By Brad Kingsbury
KEYSBOROUGH was outplayed, out-muscled and comprehensively beaten by Doveton at the Rowley Allen reserve on Saturday, severely denting the Burra’s plans for a top-three finish in 2008.
After a three-goal opening blitz, the hosts of the round 10 Casey Cardinia league match decided to put their cue in the rack and the determined and focused visitors made a meal of the Burras’ usually unflappable system, cruising to a 44-point victory.
Many at the ground believed that the result flattered Keysborough, given it trailed by 68 points at three-quarter time, however Burra coach Greg Siwes disagreed and suggested the margin should actually have been less but for some lucky breaks going the Doves’ way.
“I think we played a lot better than the 44-point margin suggested, but Doveton was certainly the better side,” he said.
“They went bang, bang, bang and put the game out of reach half way through the third quarter. Last year I reckon we would have got done by 100 points, but we won the last quarter and that was encouraging.”
Doveton was without several key players and the late withdrawal of defender Daryl Thomas added to their woes, while Keysborough welcomed back ruckman Shaun Witherden from injury.
The game opened at a furious pace with Doveton coach Tom Hallinan pulling an early surprise by playing key forward Ryan Brown in the ruck with great effect.
After the initial Keysborough burst the Doves settled into their rhythm and worked their way to the front by 10 points at the first change.
With Brown, Ryan Hendy and Callum Pattie providing their team-mates with first use of the ball the Doves lifted their work rate over the next two quarters to put the Burra out of business.
Peter Greenstreet was a good target in attack and every Doveton player contributed as the margin blew out from 26 points at half-time to almost 12 goals at the final change.
The home side was shut down in the midfield with a rusty Witherden working into the game off the bench but not able to dominate, and few team-mates, apart from youngster Michael Downie, Shaun Daly, Clinton King and Brett Colbert, able to break free of the accountable Doves.
Doveton played isolation, one-on-one football inside their forward 50-metre arc, forcing the Burra players to become accountable and successfully negating the drive the home side usually gets from half back.
Daly moved to centre-half forward in final term and was the prime reason for Keysborough’s improved form towards the end, and Siwes was happy that his side retained its concentration and fought the match out.
“They were good.

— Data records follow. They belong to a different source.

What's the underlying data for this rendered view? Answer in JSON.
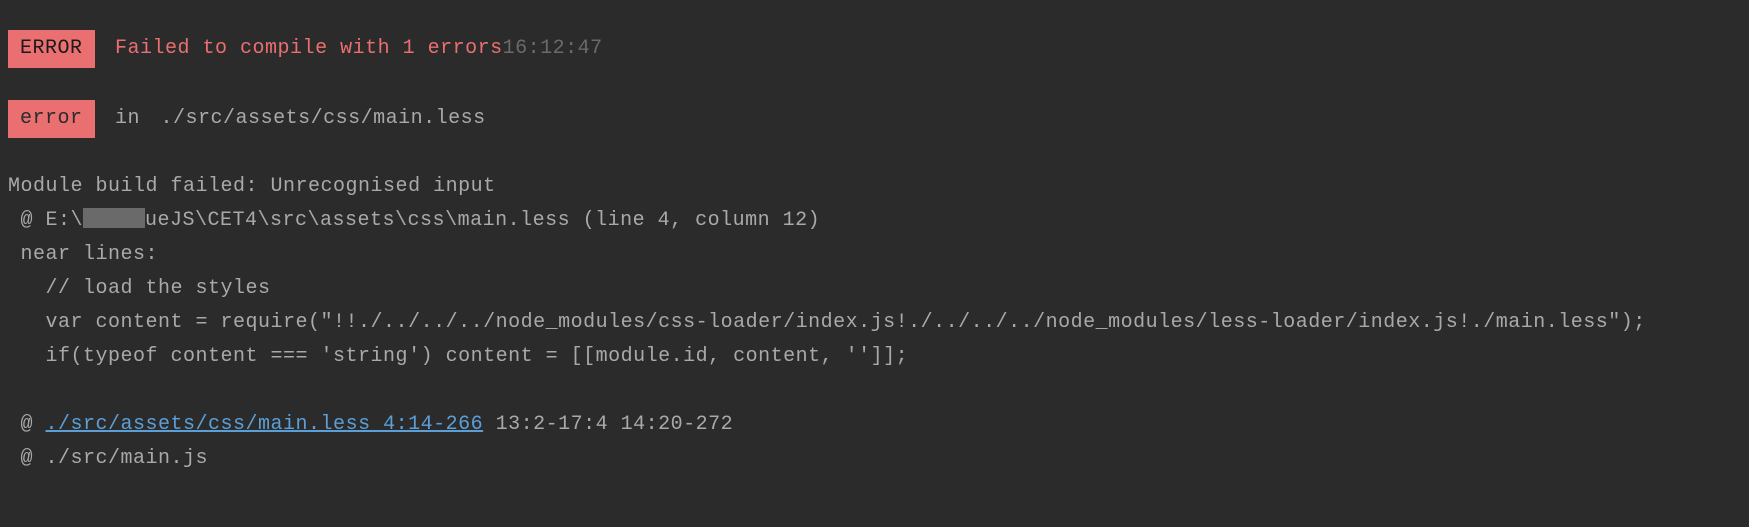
{
  "line1": {
    "badge": "ERROR",
    "message": "Failed to compile with 1 errors",
    "timestamp": "16:12:47"
  },
  "line2": {
    "badge": "error",
    "prefix": " in ",
    "path": "./src/assets/css/main.less"
  },
  "module": {
    "failed": "Module build failed: Unrecognised input",
    "at": " @ E:\\",
    "path_rest": "ueJS\\CET4\\src\\assets\\css\\main.less (line 4, column 12)",
    "near": " near lines:",
    "comment": "   // load the styles",
    "var_line": "   var content = require(\"!!./../../../node_modules/css-loader/index.js!./../../../node_modules/less-loader/index.js!./main.less\");",
    "if_line": "   if(typeof content === 'string') content = [[module.id, content, '']];"
  },
  "footer": {
    "at1": " @ ",
    "link": "./src/assets/css/main.less 4:14-266",
    "rest": " 13:2-17:4 14:20-272",
    "at2": " @ ./src/main.js"
  }
}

Doveton is well-drilled and Tommy has done well in that area,” he said.
“We made a few bad mistakes across half-back and they converted. I thought we had enough of the footy but we fell down across half back and half forward because we just stopped our run.
“There were some positives and the players played as they were instructed which was good considering the score late in the game.”
On the downside for Doveton, Hendy was reported for head-high contact and Michael Laszyzk suffered a leg injury.
In other round 10 games, Pakenham fell home over Narre Warren, Berwick downed Tooradin by 29 points, Cranbourne beat Hampton Park by 27 points and Devon Meadows smacked ROC by 61 points.